Wonder and Glory Forever by Nick Mamatas

Wonder and Glory Forever by Nick Mamatas

Author:Nick Mamatas
Language: eng
Format: epub
Tags: FICTION / Horror
Publisher: Dover Publications
Published: 2020-11-09T00:00:00+00:00


FAREWELL PERFORMANCE - Nick Mamatas

What can I say about my own story, except that my dark masters at Dover Publications insisted I print one in these pages, and that “Farewell Performance” is dedicated to the memory of “Brother” Theodore Gottlieb—comedian, actor, genius, and my friend? He was plucked out of Dachau through the influence of his mother’s illicit lover, one Albert Einstein, with whom young Teddy used to play chess (“Einshtein vas a very mediocre chess player,” Theodore told me once), and from that near-fatal encounter with pure evil he made his living with that rarest of jobs: being himself, on stage and screen. He even edited a horror fiction anthology once. Get to know him. I hope my story helps. As Theodore liked to say, “As long as there is death, there is hope.”

JASKY WASN’T nervous. He had his flashlight. He had a few things to say. The sky felt low to the ground, dark and hazy. People were coming too, and not too many. Jaskey had spent a week putting up handwritten flyers. Skin flaked off the back of his hands like scales. He tried to make the flyers look professional; he kept it short, not like the ravings of so many other latter-day pamphleteers. Time as told by the setting of the sun, every evening until he could perform no more, no admission charge but trade goods greatly appreciated, in the oldest part of the old town. Come and see, come and see. It was twilight and when the last of the indigo was leached from the sky, there was enough of a crowd to begin. Jaskey stepped onto the corpse of a vehicle—maybe it had been a very large SUV or a small Armored Personnel Carrier—and smiled out at the small crowd. His clothes were comfortably loose; dark against darker. The roll of his belly hung over a well-beaten pair of slacks. Jaskey turned on his flashlight; he stood up straight, his left foot ahead. He tilted the light under his own chin. There was a scattering of applause, and of other sounds—flesh against flesh anyway if not exactly palm against palm.

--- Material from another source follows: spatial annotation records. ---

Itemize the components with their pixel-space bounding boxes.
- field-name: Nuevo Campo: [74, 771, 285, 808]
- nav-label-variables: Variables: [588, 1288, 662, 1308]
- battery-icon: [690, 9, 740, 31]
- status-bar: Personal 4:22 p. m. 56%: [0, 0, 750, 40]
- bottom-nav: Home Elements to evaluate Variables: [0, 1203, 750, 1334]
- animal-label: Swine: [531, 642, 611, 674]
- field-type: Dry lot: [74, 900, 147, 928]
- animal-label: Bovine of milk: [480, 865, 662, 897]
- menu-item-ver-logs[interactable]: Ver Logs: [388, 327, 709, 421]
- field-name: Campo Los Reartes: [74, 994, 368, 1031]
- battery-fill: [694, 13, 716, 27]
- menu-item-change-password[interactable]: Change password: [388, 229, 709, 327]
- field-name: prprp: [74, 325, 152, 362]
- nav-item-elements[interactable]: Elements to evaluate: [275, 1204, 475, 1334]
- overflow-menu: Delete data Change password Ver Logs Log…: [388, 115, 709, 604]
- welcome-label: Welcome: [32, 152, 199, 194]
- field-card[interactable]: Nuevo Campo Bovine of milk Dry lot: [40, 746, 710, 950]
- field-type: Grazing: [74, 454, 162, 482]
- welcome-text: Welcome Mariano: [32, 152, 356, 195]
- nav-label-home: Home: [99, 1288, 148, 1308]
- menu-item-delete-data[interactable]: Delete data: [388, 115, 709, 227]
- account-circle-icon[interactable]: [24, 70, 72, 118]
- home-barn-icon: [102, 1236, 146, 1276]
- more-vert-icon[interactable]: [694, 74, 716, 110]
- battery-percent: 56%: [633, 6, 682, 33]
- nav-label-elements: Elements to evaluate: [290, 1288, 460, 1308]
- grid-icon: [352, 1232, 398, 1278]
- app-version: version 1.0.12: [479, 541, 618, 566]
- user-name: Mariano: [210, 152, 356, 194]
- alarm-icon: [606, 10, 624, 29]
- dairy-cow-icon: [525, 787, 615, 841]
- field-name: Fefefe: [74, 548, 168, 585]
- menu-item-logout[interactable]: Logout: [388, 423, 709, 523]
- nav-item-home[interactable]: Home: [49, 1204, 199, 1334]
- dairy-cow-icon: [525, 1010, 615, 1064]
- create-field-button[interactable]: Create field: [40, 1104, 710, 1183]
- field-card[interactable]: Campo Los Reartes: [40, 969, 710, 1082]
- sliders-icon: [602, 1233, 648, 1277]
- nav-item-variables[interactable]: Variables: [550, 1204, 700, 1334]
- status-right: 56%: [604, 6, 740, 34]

“I am a failure,” he said. “But it is the failure you should all fear. You must know this by now.” He could barely see the audience; they looked like underfed trees, all white branch and bone. “But with every failure, my friends,” Jaskey said, “with every failure my plans come ever closer to fruition. My machinations are nearly complete.” Jaskey’s voice was a growl from the diaphragm. He knew how to project; he’d picked the old parking lot because the ruined buildings surrounding it would help the acoustics, because they towered over the audience.

“There are armed men surrounding you,” he said. “Ready to rain down bullets, fire, bricks, dead cats ripe with buboes, letters by young women from all over this gray and ashen land that will break your very hearts!” He swung the flashlight; audience members flinched and flung up their arms to keep their eyes from the light.